Councils have given planning permission for more than 1.4 million homes since 2007 that have not been built, research has found.
A new report by the Institute for Public Policy Research (IPPR) says planned homes are often not built because developers instead want to increase the land’s value before selling it on, or they are ‘land banking’ to slow building rates and maintain high house prices.
The think-tank argued this meant the Government should not ‘rip up the red tape to get Britain building’, but must instead strengthen the planning system, which would also help restore nature, generate clean energy and build other important infrastructure.
It recommended exploring new laws to force developers to build within a certain time frame of securing planning permission or face sanctions.
The Government should also create a new Cabinet Office team to produce a national spatial strategy to oversee land use, the IPPR said.

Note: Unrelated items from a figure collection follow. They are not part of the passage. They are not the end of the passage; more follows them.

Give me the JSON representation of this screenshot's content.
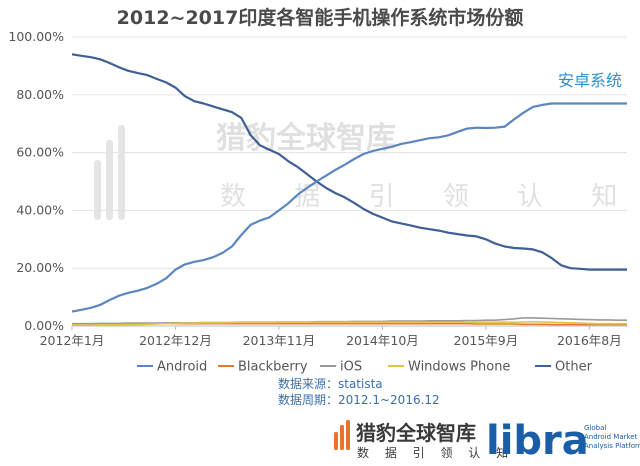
{
  "chart_data": {
    "type": "line",
    "title": "2012~2017印度各智能手机操作系统市场份额",
    "x": [
      "2012-01",
      "2012-02",
      "2012-03",
      "2012-04",
      "2012-05",
      "2012-06",
      "2012-07",
      "2012-08",
      "2012-09",
      "2012-10",
      "2012-11",
      "2012-12",
      "2013-01",
      "2013-02",
      "2013-03",
      "2013-04",
      "2013-05",
      "2013-06",
      "2013-07",
      "2013-08",
      "2013-09",
      "2013-10",
      "2013-11",
      "2013-12",
      "2014-01",
      "2014-02",
      "2014-03",
      "2014-04",
      "2014-05",
      "2014-06",
      "2014-07",
      "2014-08",
      "2014-09",
      "2014-10",
      "2014-11",
      "2014-12",
      "2015-01",
      "2015-02",
      "2015-03",
      "2015-04",
      "2015-05",
      "2015-06",
      "2015-07",
      "2015-08",
      "2015-09",
      "2015-10",
      "2015-11",
      "2015-12",
      "2016-01",
      "2016-02",
      "2016-03",
      "2016-04",
      "2016-05",
      "2016-06",
      "2016-07",
      "2016-08",
      "2016-09",
      "2016-10",
      "2016-11",
      "2016-12"
    ],
    "x_tick_labels": [
      "2012年1月",
      "2012年12月",
      "2013年11月",
      "2014年10月",
      "2015年9月",
      "2016年8月"
    ],
    "x_tick_index": [
      0,
      11,
      22,
      33,
      44,
      55
    ],
    "ylim": [
      0,
      100
    ],
    "y_tick_labels": [
      "0.00%",
      "20.00%",
      "40.00%",
      "60.00%",
      "80.00%",
      "100.00%"
    ],
    "y_ticks": [
      0,
      20,
      40,
      60,
      80,
      100
    ],
    "grid": true,
    "legend_position": "bottom",
    "series": [
      {
        "name": "Android",
        "color": "#5b86bf",
        "values": [
          5,
          5.6,
          6.3,
          7.3,
          9,
          10.5,
          11.5,
          12.2,
          13.2,
          14.6,
          16.5,
          19.5,
          21.3,
          22.2,
          22.8,
          23.8,
          25.3,
          27.5,
          31.5,
          35,
          36.5,
          37.6,
          40,
          42.5,
          45.5,
          47.8,
          50,
          52,
          54,
          55.8,
          57.8,
          59.5,
          60.6,
          61.3,
          62,
          63,
          63.6,
          64.3,
          65,
          65.3,
          66,
          67.2,
          68.3,
          68.6,
          68.5,
          68.6,
          69,
          71.5,
          73.8,
          75.8,
          76.5,
          77,
          77,
          77,
          77,
          77,
          77,
          77,
          77,
          77
        ]
      },
      {
        "name": "Blackberry",
        "color": "#e07b39",
        "values": [
          0.6,
          0.6,
          0.6,
          0.7,
          0.7,
          0.7,
          0.7,
          0.8,
          0.8,
          0.8,
          0.8,
          0.8,
          0.8,
          0.8,
          0.8,
          0.8,
          0.8,
          0.8,
          0.8,
          0.8,
          0.8,
          0.8,
          0.8,
          0.8,
          0.8,
          0.8,
          0.8,
          0.8,
          0.8,
          0.8,
          0.8,
          0.8,
          0.8,
          0.8,
          0.8,
          0.8,
          0.8,
          0.8,
          0.8,
          0.8,
          0.8,
          0.8,
          0.8,
          0.7,
          0.7,
          0.7,
          0.7,
          0.7,
          0.6,
          0.6,
          0.6,
          0.5,
          0.5,
          0.5,
          0.5,
          0.5,
          0.5,
          0.5,
          0.5,
          0.5
        ]
      },
      {
        "name": "iOS",
        "color": "#9a9a9a",
        "values": [
          0.8,
          0.8,
          0.8,
          0.9,
          0.9,
          0.9,
          1,
          1,
          1,
          1,
          1.1,
          1.1,
          1.1,
          1.1,
          1.2,
          1.2,
          1.2,
          1.2,
          1.3,
          1.3,
          1.3,
          1.3,
          1.4,
          1.4,
          1.4,
          1.4,
          1.5,
          1.5,
          1.5,
          1.5,
          1.6,
          1.6,
          1.6,
          1.6,
          1.7,
          1.7,
          1.7,
          1.7,
          1.8,
          1.8,
          1.8,
          1.8,
          1.9,
          1.9,
          2,
          2,
          2.2,
          2.5,
          2.8,
          2.8,
          2.7,
          2.6,
          2.5,
          2.4,
          2.3,
          2.2,
          2.1,
          2.1,
          2,
          2
        ]
      },
      {
        "name": "Windows Phone",
        "color": "#e5c24a",
        "values": [
          0.3,
          0.3,
          0.3,
          0.4,
          0.4,
          0.4,
          0.5,
          0.5,
          0.6,
          0.7,
          0.8,
          0.9,
          1,
          1,
          1.1,
          1.1,
          1.1,
          1.2,
          1.2,
          1.2,
          1.2,
          1.2,
          1.3,
          1.3,
          1.3,
          1.3,
          1.3,
          1.3,
          1.3,
          1.3,
          1.3,
          1.3,
          1.3,
          1.3,
          1.3,
          1.3,
          1.3,
          1.3,
          1.3,
          1.3,
          1.3,
          1.3,
          1.3,
          1.3,
          1.3,
          1.3,
          1.3,
          1.3,
          1.4,
          1.5,
          1.4,
          1.3,
          1.2,
          1.1,
          1,
          0.9,
          0.8,
          0.8,
          0.8,
          0.8
        ]
      },
      {
        "name": "Other",
        "color": "#3f5f95",
        "values": [
          94,
          93.5,
          93,
          92.3,
          91,
          89.5,
          88.3,
          87.5,
          86.8,
          85.5,
          84.3,
          82.5,
          79.5,
          77.8,
          77,
          76,
          75,
          74,
          72,
          66,
          62.5,
          61,
          59.5,
          57,
          55,
          52.5,
          50,
          47.8,
          46,
          44.5,
          42.6,
          40.5,
          38.8,
          37.5,
          36.2,
          35.5,
          34.8,
          34,
          33.5,
          33,
          32.3,
          31.8,
          31.3,
          31,
          30,
          28.5,
          27.5,
          27,
          26.8,
          26.5,
          25.5,
          23.5,
          21,
          20,
          19.8,
          19.5,
          19.5,
          19.5,
          19.5,
          19.5
        ]
      }
    ],
    "annotation": "安卓系统"
  },
  "watermark": {
    "text": "猎豹全球智库",
    "subtext": "数 据 引 领 认 知"
  },
  "source_lines": [
    "数据来源：statista",
    "数据周期：2012.1~2016.12"
  ],
  "brand": {
    "cn": "猎豹全球智库",
    "cn_sub": "数 据 引 领 认 知",
    "libra": "libra",
    "libra_small_1": "Global",
    "libra_small_2": "Android Market",
    "libra_small_3": "Analysis Platform"
  }
}
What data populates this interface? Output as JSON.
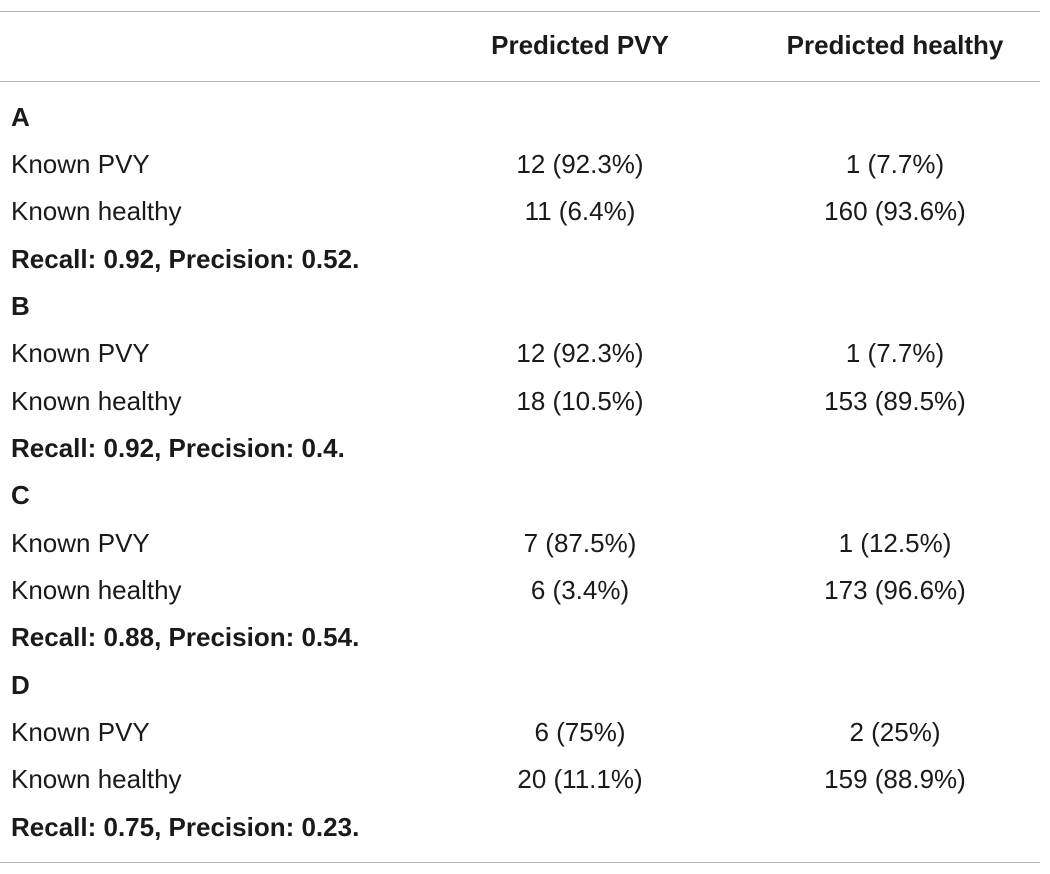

Senior IPPR research fellow Dr Maya Singer Hobbs said: ‘Market driven house-building is broken, and won’t deliver the 1.5 million homes the Government has promised.
‘Years of deregulation and cuts to organisations like the Environment Agency means the planning system now operates as the last bastion of defence against bad design, nature degradation, pollution and over extraction of our waterways.
‘We must support local, regional and national planners to do their job.’
The Local Government Association’s housing spokesperson, Adam Hug, said: ‘Councils approve nine in 10 planning applications, but people cannot and do not live in planning permissions.
‘Councils must be given greater powers to ensure prompt build out of sites with planning permission.’